Of course, with Atari’s track record over the past few years… decades, really, I can’t say I’m quite on board with this yet. It is, after all, a pre-order launch, and with a thin catalog of just 3 titles. Aquaventure has never been officially released before, but the prototype ROM has been available through emulator for many years. Yars’ Return was featured on one of AtGames’ Flashback consoles years ago. And Saboteur was renown Atari designer-programmer Howard Scott Warshaw’s final Atari game, never officially released. These titles definitely have appeal to fans of the classic system, and assuming that Atari can deliver on pre-orders, and follow up with additional releases with equal or greater appeal, this could bode well for Atari fans. While Atari still isn’t actually offering anything new that hasn’t been seen before, being packaged on actual cartridges as an official release is at least something. The “reconditioned” games might be really interesting.

Update

There have been numerous embarrassing errors with Atari’s announcement.

Images on the AtariXP website were mixed up, creating confusion as to what was included in the standard cartridge package vs. the collector’s edition.

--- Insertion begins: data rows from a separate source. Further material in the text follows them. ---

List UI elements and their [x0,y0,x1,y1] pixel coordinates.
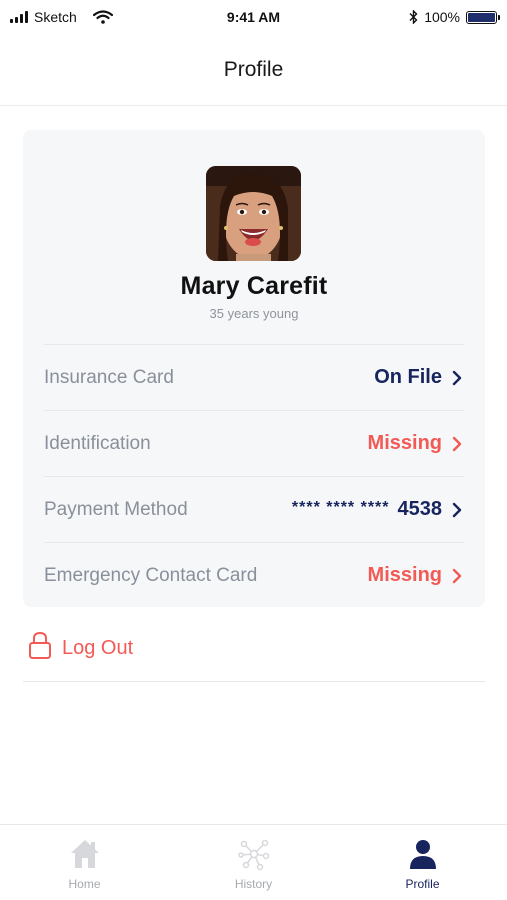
battery-percent: 100% [424,9,460,25]
profile-card: Mary Carefit 35 years young Insurance Ca… [23,130,485,607]
history-network-icon [237,839,269,871]
wifi-icon [92,10,113,24]
row-label: Emergency Contact Card [44,564,258,586]
row-label: Insurance Card [44,366,174,388]
tab-bar: Home History Profile [0,824,507,900]
avatar [206,166,301,261]
row-label: Payment Method [44,498,188,520]
row-status: Missing [368,432,464,455]
profile-rows: Insurance Card On File Identification Mi… [44,344,464,608]
status-value: On File [374,366,442,388]
bluetooth-icon [409,10,418,24]
tab-profile[interactable]: Profile [338,825,507,900]
row-emergency-contact-card[interactable]: Emergency Contact Card Missing [44,542,464,608]
profile-name: Mary Carefit [180,272,328,300]
chevron-right-icon [452,436,462,451]
status-value: Missing [367,432,442,454]
status-time: 9:41 AM [226,9,281,25]
row-identification[interactable]: Identification Missing [44,410,464,476]
tab-home[interactable]: Home [0,825,169,900]
profile-age: 35 years young [209,306,299,321]
status-bar: Sketch 9:41 AM 100% [0,0,507,34]
row-label: Identification [44,432,151,454]
row-insurance-card[interactable]: Insurance Card On File [44,344,464,410]
chevron-right-icon [452,502,462,517]
navigation-bar: Profile [0,34,507,106]
lock-icon [29,631,51,659]
status-left: Sketch [10,9,180,25]
home-icon [70,840,99,868]
logout-button[interactable]: Log Out [23,630,485,682]
carrier-label: Sketch [34,9,77,25]
status-right: 100% [327,9,500,25]
tab-history[interactable]: History [169,825,338,900]
status-value: Missing [367,564,442,586]
tab-label: History [234,877,273,891]
chevron-right-icon [452,568,462,583]
row-status: Missing [368,564,464,587]
masked-card-digits: **** **** **** [291,498,390,516]
tab-label: Home [68,877,101,891]
row-status: **** **** **** 4538 [292,498,464,521]
person-icon [409,840,436,869]
row-payment-method[interactable]: Payment Method **** **** **** 4538 [44,476,464,542]
page-title: Profile [223,57,284,81]
battery-icon [466,10,500,24]
chevron-right-icon [452,370,462,385]
logout-label: Log Out [62,637,134,659]
card-last-four: 4538 [397,498,443,520]
tab-label: Profile [405,877,440,891]
row-status: On File [374,366,464,389]
signal-icon [10,11,28,23]
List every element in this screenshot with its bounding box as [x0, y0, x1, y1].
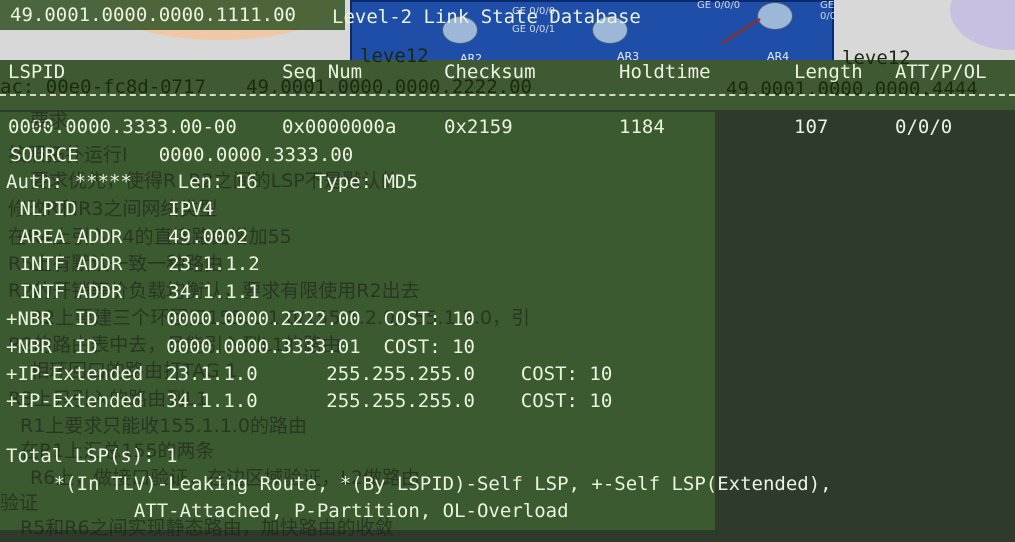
- detail-line: INTF ADDR 34.1.1.1: [8, 281, 260, 303]
- column-header-seq: Seq Num: [282, 61, 363, 83]
- column-header-flags: ATT/P/OL: [895, 61, 987, 83]
- legend-line: ATT-Attached, P-Partition, OL-Overload: [8, 500, 569, 522]
- detail-line: +IP-Extended 23.1.1.0 255.255.255.0 COST…: [6, 363, 613, 385]
- interface-label: GE 0/0/0: [697, 0, 741, 11]
- detail-line: AREA ADDR 49.0002: [8, 226, 249, 248]
- header-divider: [0, 94, 1015, 98]
- lsp-row-seq: 0x0000000a: [282, 116, 397, 138]
- detail-line: NLPID IPV4: [8, 198, 214, 220]
- router-icon: [757, 2, 793, 30]
- interface-label: GE 0/0/1: [820, 0, 846, 22]
- lsp-row-holdtime: 1184: [619, 116, 665, 138]
- bg-net-label-left: 49.0001.0000.0000.1111.00: [10, 4, 296, 26]
- detail-line: SOURCE 0000.0000.3333.00: [10, 144, 354, 166]
- bg-level-label-left: leve12: [360, 45, 429, 67]
- total-lsp-count: Total LSP(s): 1: [6, 445, 178, 467]
- column-header-length: Length: [794, 61, 863, 83]
- overlay-note: 要求: [30, 110, 69, 132]
- lsp-row-flags: 0/0/0: [895, 116, 953, 138]
- link-line: [721, 18, 761, 44]
- detail-line: +NBR ID 0000.0000.2222.00 COST: 10: [6, 308, 475, 330]
- legend-line: *(In TLV)-Leaking Route, *(By LSPID)-Sel…: [8, 473, 832, 495]
- page-title: Level-2 Link State Database: [332, 6, 641, 28]
- overlay-note: R1上要求只能收155.1.1.0的路由: [20, 415, 307, 437]
- column-header-checksum: Checksum: [444, 61, 536, 83]
- column-header-lspid: LSPID: [8, 61, 66, 83]
- detail-line: +IP-Extended 34.1.1.0 255.255.255.0 COST…: [6, 390, 613, 412]
- lsp-row-length: 107: [794, 116, 829, 138]
- lsp-row-checksum: 0x2159: [444, 116, 513, 138]
- detail-line: +NBR ID 0000.0000.3333.01 COST: 10: [6, 336, 475, 358]
- column-header-holdtime: Holdtime: [619, 61, 711, 83]
- detail-line: INTF ADDR 23.1.1.2: [8, 253, 260, 275]
- area-blob-right: [950, 0, 1015, 50]
- detail-line: Auth: ***** Len: 16 Type: MD5: [6, 171, 418, 193]
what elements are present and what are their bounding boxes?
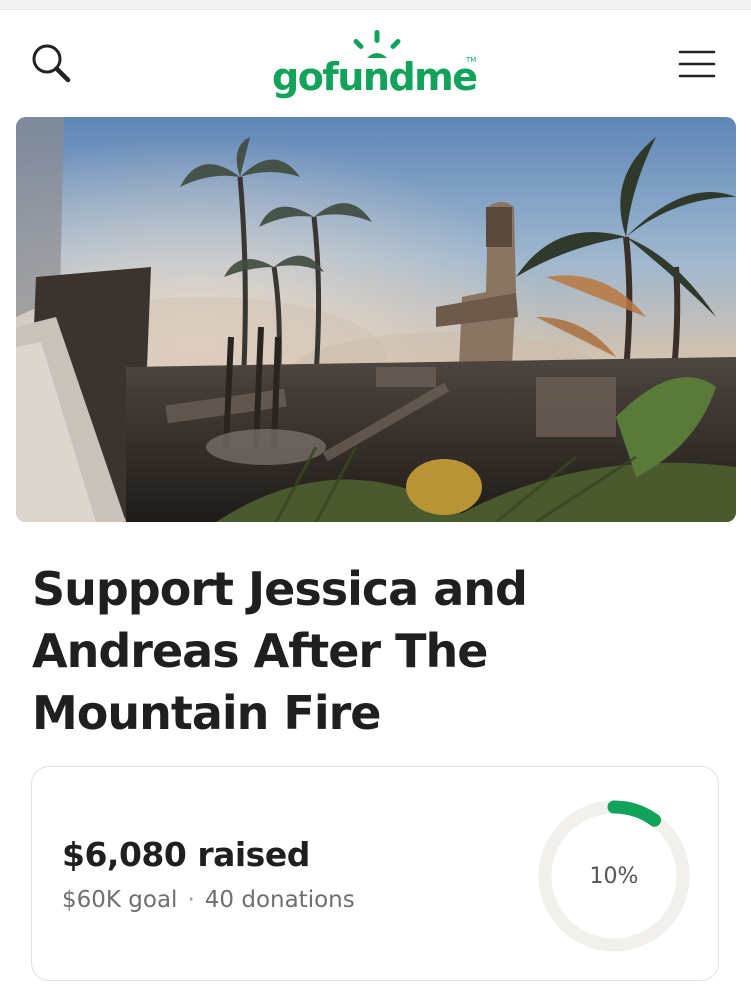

Originally, the AtariXP website had attributed all three of the games announced to Howard Scott Warshaw. Warshaw clarified yesterday that the only game he had anything to do with of these three is Saboteur. Saboteur was his fourth and final project when he worked for Atari, and was never officially released. It was also re-skinned to be an A-Team licensed tie-in to the hit 80’s TV show.

Washaw did not work on Aquaventure in any capacity, and while he did create Yars’ Revenge, he had nothing to do with Yars’ Return, which is a romhack of Yars’ Revenge, created by Curt Vendel, and was first released commercially on the Atari Flashback 2 console, way back in 2005.

Warshaw also mentioned that he is currently working on his own sequel to Yars’ Revenge, and it’s unclear whether he has the legal rights to the IP to entitle him to do so, or if not, how he intends to work with the rights holder to do it. Normally, in the homebrew scene creators are often flying under the radar, technically in violation of IP rights to trademarks and copyrights, but often the rights holders ignore these projects, or tolerate them. In some cases, though, there have been takedowns — Nintendo being particularly vigilant about protecting its IP.

In this case, Warshaw has a strong connection to the IP in question, as he was the original creator of Yars’ Revenge, but the IP remains owned by Atari. Presumably, Atari would relish an opportunity to publish a legitimate sequel by the originator of the property, but whether there is any agreement or intention to work together on this project is unclear.